L'interversione non è un fatto interno della P.A., ma un atto che deve essere manifesto e opposto al legittimo proprietario, rendendolo edotto del fatto che la P.A. non riconosce più il suo diritto. La giurisprudenza richiede che la P.A. compia un atto in opposizione al proprietario (un'opposizione che deve essere non equivoca), che può avvenire in due modi:
- Causa Proveniente da un Terzo (atto formale): L'Amministrazione ottiene un titolo astrattamente idoneo a trasferire il diritto da un terzo (ad esempio, un atto di compravendita da un soggetto diverso dal proprietario effettivo), e lo notifica al proprietario. Questo atto dimostra l'intenzione di possedere il bene uti dominus (come proprietario).
- Opposizione Contro il Proprietario (atto materiale/giudiziale): La P.A. compie un atto di opposizione esplicita e inequivocabile contro il proprietario. Non basta la mera realizzazione dell'opera pubblica o la trasformazione del fondo, poiché questi atti potrebbero essere considerati una mera esecuzione degli scopi per cui l'occupazione era stata inizialmente permessa o tollerata (mantenendo la natura di detenzione).
Esempi Pratici
Non costituiscono interversione:
- La mera scadenza del termine di occupazione legittima. L'occupazione successiva rimane detenzione.
- La sola realizzazione dell'opera pubblica sul fondo. Questo è considerato l'adempimento di un obbligo insito nell'iniziale (seppur viziata) occupazione.
Costituiscono interversione (se opposti al proprietario):
- Il rifiuto esplicito di restituire il bene. Ad esempio, una comunicazione formale al proprietario che ne chiedeva la restituzione, in cui la P.A. dichiara di ritenersi proprietaria o di non riconoscere più il suo diritto.

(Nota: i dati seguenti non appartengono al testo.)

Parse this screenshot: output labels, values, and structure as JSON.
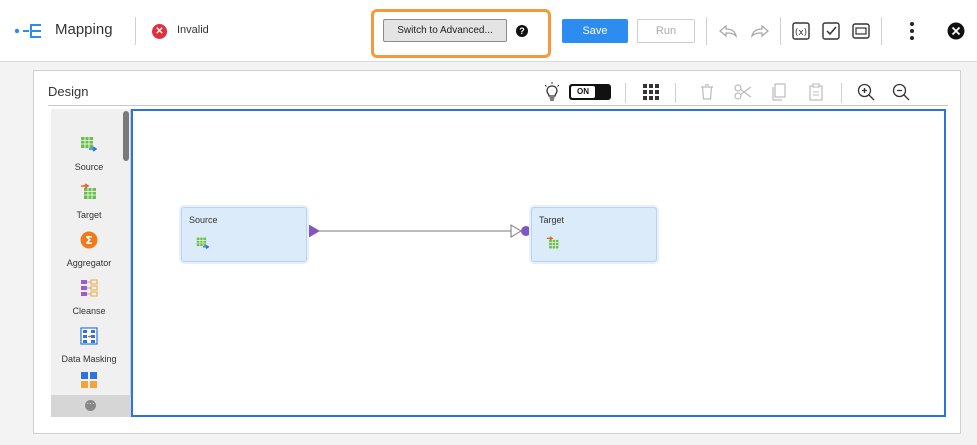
{
  "toolbar": {
    "app_title": "Mapping",
    "status": "Invalid",
    "switch_advanced_label": "Switch to Advanced...",
    "save_label": "Save",
    "run_label": "Run"
  },
  "design": {
    "title": "Design",
    "toggle_label": "ON"
  },
  "palette": {
    "items": [
      {
        "label": "Source",
        "icon": "source-icon"
      },
      {
        "label": "Target",
        "icon": "target-icon"
      },
      {
        "label": "Aggregator",
        "icon": "aggregator-icon"
      },
      {
        "label": "Cleanse",
        "icon": "cleanse-icon"
      },
      {
        "label": "Data Masking",
        "icon": "data-masking-icon"
      }
    ]
  },
  "canvas": {
    "nodes": [
      {
        "label": "Source",
        "icon": "source-icon"
      },
      {
        "label": "Target",
        "icon": "target-icon"
      }
    ]
  },
  "colors": {
    "accent": "#2d8cf0",
    "highlight": "#f39a3d",
    "invalid": "#e0303f",
    "canvas_border": "#2d73e0",
    "node_fill": "#dcebfa",
    "link": "#7e57c2"
  }
}
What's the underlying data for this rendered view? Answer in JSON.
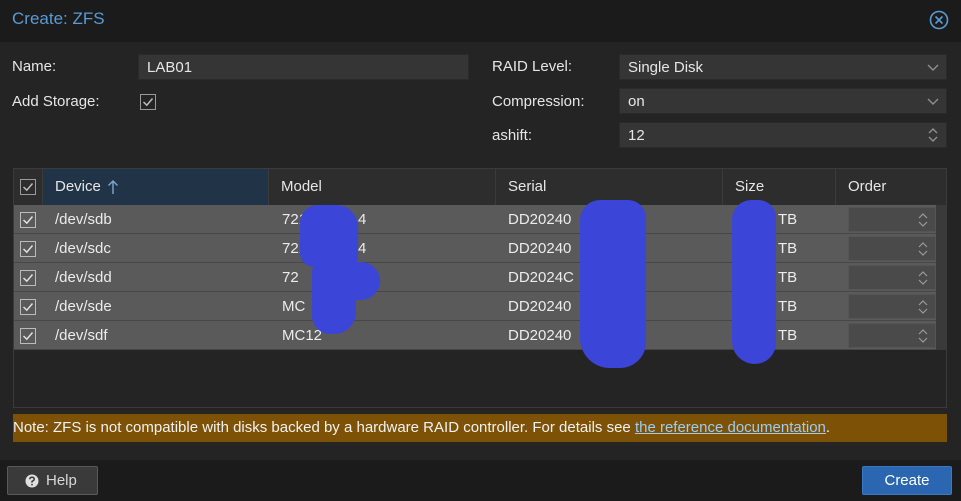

- L'emanazione di un provvedimento amministrativo (anche se viziato o inefficace) con cui l'Ente si autodichiara proprietario del bene e notifica formalmente tale intento al soggetto passivo.
In sintesi, la P.A. deve dimostrare di aver esercitato il suo potere non solo sulla cosa (come farebbe un detentore), ma in nome proprio, e a condizione che il legittimo proprietario sia stato reso consapevole della mutata situazione giuridica. Se manca questa prova, la posizione dell'Ente rimane quella di detentore, e l'usucapione non potrà mai maturare.